You need to understand that there are much more things to do here than just define the User
class.
The general flow for the web app is something like this:
- User enters his data on the registration form
- Form is POSTed to your php code
- You application class routes the POST request to the specific code which handles user registration
- User data is validated, if something is wrong, the error response is sent back to the browser
- User data is saved to the database
- User session is started, so your application knows that he/she is logged in
- Successful response is sent to the browser (or your code redirect browser to the profile page)
Now, on the code level, there will be many objects.
I assume that your application will have a single entry point, some base index.php
file which accepts all the requests and then routes to the handlers.

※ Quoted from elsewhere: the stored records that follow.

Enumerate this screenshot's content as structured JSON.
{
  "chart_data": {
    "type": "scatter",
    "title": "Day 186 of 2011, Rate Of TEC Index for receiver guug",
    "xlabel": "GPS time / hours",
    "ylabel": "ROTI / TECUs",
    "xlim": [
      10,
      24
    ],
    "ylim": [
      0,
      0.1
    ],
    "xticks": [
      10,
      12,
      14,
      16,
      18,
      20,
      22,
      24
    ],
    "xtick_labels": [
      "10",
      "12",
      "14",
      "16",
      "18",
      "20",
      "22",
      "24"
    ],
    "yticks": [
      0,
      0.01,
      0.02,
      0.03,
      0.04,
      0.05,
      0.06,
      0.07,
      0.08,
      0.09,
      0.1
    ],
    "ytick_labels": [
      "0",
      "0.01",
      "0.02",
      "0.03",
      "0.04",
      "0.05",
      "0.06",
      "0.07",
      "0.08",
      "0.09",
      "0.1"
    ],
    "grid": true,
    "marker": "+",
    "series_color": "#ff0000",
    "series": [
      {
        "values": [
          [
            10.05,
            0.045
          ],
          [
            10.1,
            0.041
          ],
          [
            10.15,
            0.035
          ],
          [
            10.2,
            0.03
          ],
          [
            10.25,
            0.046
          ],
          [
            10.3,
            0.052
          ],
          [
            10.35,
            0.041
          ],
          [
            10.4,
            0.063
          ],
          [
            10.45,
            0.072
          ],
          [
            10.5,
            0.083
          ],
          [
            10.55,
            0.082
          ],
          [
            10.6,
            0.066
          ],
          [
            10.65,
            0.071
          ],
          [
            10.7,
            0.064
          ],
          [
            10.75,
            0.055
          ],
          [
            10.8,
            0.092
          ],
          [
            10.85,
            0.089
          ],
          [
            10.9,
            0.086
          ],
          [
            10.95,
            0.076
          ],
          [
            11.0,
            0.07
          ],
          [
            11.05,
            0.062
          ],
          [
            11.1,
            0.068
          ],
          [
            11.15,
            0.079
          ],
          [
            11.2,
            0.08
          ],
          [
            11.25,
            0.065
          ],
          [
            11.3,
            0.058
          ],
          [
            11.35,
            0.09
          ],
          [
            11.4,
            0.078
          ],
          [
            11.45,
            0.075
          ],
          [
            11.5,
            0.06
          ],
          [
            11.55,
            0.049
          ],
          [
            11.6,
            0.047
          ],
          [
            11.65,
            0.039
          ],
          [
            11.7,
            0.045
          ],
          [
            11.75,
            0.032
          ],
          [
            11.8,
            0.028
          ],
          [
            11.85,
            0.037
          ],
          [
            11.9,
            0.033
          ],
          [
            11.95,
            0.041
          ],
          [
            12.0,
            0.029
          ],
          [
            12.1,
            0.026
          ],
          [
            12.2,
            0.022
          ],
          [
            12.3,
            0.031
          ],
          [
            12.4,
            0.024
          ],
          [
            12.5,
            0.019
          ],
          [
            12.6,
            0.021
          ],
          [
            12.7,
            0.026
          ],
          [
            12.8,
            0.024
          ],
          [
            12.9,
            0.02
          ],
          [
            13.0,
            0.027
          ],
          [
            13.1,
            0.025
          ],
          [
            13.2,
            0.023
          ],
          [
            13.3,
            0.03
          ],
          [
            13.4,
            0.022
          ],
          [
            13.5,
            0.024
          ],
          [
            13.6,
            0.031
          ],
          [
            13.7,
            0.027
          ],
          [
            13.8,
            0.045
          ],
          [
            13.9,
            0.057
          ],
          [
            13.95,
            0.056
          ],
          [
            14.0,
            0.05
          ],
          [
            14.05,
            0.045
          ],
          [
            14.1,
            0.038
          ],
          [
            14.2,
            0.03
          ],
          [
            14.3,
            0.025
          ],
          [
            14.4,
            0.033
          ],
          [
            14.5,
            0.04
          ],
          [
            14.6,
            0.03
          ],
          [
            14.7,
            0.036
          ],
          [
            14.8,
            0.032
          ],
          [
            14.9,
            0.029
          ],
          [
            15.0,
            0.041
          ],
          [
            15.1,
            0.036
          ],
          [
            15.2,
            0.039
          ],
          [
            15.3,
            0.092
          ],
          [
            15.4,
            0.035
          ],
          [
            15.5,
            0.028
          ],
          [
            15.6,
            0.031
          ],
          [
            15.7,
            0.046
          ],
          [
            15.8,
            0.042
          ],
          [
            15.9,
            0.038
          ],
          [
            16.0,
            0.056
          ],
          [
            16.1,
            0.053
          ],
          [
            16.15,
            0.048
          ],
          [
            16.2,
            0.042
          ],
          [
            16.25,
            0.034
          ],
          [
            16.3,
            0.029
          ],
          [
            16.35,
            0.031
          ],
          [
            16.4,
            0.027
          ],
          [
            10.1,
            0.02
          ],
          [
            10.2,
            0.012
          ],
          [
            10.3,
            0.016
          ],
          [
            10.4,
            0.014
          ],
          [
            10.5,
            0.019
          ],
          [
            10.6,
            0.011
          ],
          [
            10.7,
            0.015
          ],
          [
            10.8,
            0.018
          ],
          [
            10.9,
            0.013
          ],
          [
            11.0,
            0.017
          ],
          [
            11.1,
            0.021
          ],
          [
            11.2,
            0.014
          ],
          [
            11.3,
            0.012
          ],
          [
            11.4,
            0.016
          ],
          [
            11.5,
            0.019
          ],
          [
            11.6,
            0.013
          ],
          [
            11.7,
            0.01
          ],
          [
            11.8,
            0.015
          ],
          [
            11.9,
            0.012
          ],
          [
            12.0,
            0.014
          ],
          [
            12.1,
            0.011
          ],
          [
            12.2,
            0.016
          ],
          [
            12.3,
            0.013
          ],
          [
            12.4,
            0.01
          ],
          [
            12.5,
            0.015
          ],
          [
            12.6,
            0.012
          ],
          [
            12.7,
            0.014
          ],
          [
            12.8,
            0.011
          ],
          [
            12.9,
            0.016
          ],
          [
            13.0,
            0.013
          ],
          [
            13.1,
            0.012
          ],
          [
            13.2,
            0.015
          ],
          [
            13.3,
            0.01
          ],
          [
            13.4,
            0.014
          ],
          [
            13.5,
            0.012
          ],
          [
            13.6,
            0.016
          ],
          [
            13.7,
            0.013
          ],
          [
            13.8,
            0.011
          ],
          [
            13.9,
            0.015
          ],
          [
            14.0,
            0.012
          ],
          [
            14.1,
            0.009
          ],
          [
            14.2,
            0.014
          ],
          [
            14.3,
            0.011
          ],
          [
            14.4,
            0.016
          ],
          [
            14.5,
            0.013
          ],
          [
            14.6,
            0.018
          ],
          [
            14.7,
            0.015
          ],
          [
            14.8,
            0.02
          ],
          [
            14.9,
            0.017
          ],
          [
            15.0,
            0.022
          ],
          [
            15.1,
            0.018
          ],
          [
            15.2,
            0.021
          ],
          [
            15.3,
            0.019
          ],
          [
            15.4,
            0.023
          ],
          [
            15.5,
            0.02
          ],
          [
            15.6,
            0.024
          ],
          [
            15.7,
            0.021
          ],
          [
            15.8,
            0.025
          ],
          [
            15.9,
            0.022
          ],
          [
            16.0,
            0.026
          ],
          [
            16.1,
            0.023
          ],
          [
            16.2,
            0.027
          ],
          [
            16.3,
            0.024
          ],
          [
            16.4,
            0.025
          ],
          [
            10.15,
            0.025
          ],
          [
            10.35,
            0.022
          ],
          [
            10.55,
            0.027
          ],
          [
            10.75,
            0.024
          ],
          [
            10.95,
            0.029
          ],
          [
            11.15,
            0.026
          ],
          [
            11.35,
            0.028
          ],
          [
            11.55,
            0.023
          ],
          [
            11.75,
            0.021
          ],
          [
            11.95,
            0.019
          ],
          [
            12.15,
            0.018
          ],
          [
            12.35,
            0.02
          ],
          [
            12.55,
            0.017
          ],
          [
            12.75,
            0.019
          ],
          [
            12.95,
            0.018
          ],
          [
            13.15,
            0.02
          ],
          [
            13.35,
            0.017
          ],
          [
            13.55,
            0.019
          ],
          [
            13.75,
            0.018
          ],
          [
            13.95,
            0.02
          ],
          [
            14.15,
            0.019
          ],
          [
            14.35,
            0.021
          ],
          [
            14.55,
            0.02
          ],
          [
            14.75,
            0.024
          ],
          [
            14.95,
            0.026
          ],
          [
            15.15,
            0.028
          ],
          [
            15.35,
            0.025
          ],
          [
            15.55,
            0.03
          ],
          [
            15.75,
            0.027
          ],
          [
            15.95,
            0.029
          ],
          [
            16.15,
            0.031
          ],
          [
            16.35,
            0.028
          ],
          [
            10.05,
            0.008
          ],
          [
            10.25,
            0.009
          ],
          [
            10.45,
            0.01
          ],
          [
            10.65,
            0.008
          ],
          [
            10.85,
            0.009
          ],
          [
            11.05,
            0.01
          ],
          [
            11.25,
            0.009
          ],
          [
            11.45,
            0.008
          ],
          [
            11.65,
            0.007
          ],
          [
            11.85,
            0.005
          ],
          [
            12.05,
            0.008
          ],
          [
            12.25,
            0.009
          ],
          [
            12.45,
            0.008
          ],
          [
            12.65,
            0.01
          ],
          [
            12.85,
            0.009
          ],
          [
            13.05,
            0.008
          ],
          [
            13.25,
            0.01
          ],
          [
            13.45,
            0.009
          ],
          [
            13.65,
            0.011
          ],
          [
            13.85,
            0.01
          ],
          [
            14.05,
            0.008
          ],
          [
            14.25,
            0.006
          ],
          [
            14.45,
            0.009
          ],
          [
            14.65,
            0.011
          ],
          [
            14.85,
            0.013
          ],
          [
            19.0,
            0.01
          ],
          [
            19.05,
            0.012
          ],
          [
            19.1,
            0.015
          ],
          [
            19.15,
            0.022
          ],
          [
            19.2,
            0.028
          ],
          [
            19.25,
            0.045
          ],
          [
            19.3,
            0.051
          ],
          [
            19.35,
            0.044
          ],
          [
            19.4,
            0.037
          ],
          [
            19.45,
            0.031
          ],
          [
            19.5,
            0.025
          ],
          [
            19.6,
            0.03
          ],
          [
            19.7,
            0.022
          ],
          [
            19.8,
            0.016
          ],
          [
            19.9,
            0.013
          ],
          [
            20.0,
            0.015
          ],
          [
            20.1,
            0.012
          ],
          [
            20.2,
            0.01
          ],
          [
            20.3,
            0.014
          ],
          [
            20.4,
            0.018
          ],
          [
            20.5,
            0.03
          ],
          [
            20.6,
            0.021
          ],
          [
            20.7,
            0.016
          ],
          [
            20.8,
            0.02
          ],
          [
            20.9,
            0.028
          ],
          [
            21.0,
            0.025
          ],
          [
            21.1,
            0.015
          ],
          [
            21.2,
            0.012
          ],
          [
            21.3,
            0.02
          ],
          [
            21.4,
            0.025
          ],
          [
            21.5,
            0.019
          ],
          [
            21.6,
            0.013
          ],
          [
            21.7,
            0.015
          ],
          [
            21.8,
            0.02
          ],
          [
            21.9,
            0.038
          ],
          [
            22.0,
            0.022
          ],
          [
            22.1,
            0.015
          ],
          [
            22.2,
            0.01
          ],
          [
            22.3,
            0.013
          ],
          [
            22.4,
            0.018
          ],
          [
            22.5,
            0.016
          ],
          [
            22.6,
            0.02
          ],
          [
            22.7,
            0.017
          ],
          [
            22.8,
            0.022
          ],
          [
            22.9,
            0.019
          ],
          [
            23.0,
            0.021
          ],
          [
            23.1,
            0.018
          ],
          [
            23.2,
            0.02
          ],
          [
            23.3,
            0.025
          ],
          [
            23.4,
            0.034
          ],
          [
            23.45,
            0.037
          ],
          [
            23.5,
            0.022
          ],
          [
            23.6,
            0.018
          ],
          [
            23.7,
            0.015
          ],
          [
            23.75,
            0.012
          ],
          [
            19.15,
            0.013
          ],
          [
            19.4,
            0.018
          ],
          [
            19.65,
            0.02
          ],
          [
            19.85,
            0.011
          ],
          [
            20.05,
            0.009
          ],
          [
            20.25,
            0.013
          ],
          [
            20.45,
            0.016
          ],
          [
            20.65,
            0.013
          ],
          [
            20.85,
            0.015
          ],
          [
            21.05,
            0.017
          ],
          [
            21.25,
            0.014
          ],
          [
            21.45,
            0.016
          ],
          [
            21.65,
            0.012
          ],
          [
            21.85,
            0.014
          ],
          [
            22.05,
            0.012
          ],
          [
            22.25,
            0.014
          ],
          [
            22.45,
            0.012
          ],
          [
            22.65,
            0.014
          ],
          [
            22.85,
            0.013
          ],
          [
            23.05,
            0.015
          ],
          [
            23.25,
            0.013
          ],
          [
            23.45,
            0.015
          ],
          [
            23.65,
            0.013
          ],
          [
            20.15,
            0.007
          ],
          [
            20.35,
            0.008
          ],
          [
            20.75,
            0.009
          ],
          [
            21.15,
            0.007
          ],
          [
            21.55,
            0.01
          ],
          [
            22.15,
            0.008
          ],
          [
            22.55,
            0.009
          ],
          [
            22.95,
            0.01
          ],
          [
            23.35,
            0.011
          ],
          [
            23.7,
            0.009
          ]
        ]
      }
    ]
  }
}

So you will have (this is not a real code, just a structure):
index.php
$app = new WebApplication();
$app->run();
framework/Application.php
class WebApplication {
public function run() {
$request = new Request(); // will parse data from $_GET, $_POST, etc
$router = new UrlRouter($request);
$controller = $router->resolveRequest(); // according to the rules you define, it will find
// what controller to create
// controllers handle specific requests
$controller->run();
}
}
framework/Controller.php
class Controller { // You will have a base class for controllers
// ...
}
application/controllers/UserController.php
class UserController extends Controller {
public function actionRegister() {
// Create user validator and pass the Request object into it
$validator = UserValidator($this->getRequest());
if (!$validator->validate()) {
// render the HTML with error
$this->render('error', array('message'=>$validator->getError()));
// OR send as json
$this->sendJson(array(
'status'=>'error', 'message'=>$validator->getError()
));
} else {
$user = new User(
$this->getRequest()->get('email'),
$this->getRequest()->get('password')
// ...
);
$dbTable = new UsersTable();
$dbTable->save($user);
$this->startSession($user);
}
}
application/models/User.php
class User extends Model {
protected $email;
protected $firstname;
//...
public function __construct($email, $password) {
// ...
}
}
And so on, we need to define UserValidator
, UserTable
and everything else.
So the User
class in your question is only a small part of the big picture.
If you want to do the OOP properly, you are going to have a lot of classes and objects.
They may be similar to what I describe above or they may differ a lot, but the overall idea will be the same - the features you need should be split over a relatively small objects and you combine them to build your application.
If you want to do this, the best thing is to learn how it is done in popular frameworks. You don't need to dive deep from the start and learn the code, just go through the few tutorials to see how it looks for the framework user.